On Wed, February 8, 2012 12:05 pm, James Adcock wrote:
Are *you* planning to re-tag the existing 40,000 texts?
Yup. If you go back and look, that was Mr. Hutchinson's original proposal that I bought in to: 1. Agree to a master format from which all other "user" format can be reliably derived, 2. Develop tool chains which can reliably derive all other "user" formats. 3. Rework PG's existing corpus to comply with the agreed-upon master format. Right now, new work is not on my radar. Creating a new user interface for Distributed Proofreaders to use to create new works in the agreed-upon master format is a worthy goal, but it is not /my/ goal.

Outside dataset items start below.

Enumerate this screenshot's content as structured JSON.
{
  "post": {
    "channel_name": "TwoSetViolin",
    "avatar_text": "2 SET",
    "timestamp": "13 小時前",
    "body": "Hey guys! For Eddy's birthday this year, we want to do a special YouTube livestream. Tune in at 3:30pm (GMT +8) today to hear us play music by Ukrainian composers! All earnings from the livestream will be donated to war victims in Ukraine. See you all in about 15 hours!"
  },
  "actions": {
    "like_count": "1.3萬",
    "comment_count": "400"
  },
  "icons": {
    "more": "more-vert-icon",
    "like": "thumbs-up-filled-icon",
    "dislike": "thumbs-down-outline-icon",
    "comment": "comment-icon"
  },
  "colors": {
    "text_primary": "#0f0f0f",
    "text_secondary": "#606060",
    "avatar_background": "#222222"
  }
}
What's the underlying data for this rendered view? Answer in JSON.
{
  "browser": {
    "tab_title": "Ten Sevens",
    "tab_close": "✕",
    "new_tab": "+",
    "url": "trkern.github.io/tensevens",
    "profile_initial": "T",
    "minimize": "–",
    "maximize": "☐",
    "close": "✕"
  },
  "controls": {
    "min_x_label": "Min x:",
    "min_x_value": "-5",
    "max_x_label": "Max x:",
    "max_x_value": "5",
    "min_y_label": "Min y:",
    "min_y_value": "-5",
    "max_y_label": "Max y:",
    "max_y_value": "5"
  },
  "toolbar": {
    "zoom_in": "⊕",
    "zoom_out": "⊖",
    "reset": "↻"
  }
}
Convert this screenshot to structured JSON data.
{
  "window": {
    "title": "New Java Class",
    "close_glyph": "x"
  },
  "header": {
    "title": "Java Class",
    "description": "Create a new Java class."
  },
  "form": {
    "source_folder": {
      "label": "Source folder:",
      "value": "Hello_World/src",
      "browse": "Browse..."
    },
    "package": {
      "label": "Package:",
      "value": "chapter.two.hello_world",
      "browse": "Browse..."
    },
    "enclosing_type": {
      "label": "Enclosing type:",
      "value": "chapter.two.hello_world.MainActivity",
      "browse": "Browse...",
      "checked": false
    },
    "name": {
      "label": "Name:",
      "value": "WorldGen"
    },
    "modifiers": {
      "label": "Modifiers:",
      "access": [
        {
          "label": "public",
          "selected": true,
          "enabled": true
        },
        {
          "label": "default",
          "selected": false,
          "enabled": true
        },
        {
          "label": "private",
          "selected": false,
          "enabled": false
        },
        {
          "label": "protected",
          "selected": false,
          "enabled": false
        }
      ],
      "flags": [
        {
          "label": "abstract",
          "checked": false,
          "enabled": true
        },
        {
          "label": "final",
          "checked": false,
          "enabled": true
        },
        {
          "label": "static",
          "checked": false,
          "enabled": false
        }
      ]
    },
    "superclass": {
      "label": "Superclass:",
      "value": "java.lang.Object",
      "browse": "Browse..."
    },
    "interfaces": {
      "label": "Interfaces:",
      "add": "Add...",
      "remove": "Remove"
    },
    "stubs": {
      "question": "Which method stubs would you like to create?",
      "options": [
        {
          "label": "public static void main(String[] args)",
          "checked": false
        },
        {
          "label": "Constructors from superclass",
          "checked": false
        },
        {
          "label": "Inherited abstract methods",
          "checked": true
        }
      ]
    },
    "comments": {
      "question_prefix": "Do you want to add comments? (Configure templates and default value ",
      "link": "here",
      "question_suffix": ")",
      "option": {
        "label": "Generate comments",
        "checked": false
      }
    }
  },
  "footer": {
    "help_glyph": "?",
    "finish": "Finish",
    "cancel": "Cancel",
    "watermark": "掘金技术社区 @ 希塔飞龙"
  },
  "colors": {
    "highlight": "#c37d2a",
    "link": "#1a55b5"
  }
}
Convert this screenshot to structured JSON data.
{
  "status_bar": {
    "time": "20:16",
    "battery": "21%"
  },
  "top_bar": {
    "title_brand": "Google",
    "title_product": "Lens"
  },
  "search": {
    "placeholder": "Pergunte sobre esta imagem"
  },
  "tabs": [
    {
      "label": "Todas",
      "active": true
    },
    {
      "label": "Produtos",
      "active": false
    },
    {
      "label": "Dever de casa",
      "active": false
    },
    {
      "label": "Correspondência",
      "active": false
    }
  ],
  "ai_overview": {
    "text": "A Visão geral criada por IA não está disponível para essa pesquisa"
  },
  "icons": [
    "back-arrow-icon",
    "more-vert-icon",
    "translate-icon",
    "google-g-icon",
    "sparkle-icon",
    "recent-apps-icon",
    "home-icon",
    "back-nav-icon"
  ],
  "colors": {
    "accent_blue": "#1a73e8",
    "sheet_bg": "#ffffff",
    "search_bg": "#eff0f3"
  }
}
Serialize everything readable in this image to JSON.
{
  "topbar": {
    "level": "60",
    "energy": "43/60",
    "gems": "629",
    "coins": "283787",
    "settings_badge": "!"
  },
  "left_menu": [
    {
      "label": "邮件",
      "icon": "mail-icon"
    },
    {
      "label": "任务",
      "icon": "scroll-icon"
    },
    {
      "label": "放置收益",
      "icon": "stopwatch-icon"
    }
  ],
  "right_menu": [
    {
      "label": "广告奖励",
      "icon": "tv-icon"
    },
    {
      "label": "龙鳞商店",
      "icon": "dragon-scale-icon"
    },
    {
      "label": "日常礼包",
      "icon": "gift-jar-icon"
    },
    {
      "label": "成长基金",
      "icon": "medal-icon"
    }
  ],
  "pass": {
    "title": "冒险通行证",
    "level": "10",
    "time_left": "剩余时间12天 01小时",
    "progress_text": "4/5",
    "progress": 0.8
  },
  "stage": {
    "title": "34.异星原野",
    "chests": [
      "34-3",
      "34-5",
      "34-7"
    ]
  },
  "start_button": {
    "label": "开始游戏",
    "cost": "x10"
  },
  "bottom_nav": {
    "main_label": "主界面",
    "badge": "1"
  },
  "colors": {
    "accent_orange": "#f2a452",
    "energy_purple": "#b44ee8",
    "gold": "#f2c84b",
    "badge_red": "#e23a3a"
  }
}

Most of the value of Project Gutenberg /right now/ is probably not only in the 40,000 existing works it is probably within the first 5000. Finding ways to significantly improve those works is what I want to do. In some cases, it may involve actually replacing the PG texts with new versions created from scratch. I would hope that the improvement process could be made simple enough for volunteers from DP would join me, but an improvement process would be significantly different from what DP does now, so improvements to the DP workflow is of only tangential interest to me.
If not, I suggest a better approach would be to come up with "suggestions" for tags which submitters can use moving forward to be more consistent and to make PG's life simpler moving forward.
I certainly believe that as we move towards a consensus on a master format existing practices should be carefully considered for adoption. If anyone is suggesting starting over there should be a compelling reason to do so (that compelling reason may exist, I just haven't seen it yet). But mere "suggestions" are inadequate. As a programmer, I can't deal with suggestions, I can only deal with rules. I don't care what the rules are, I just need to know.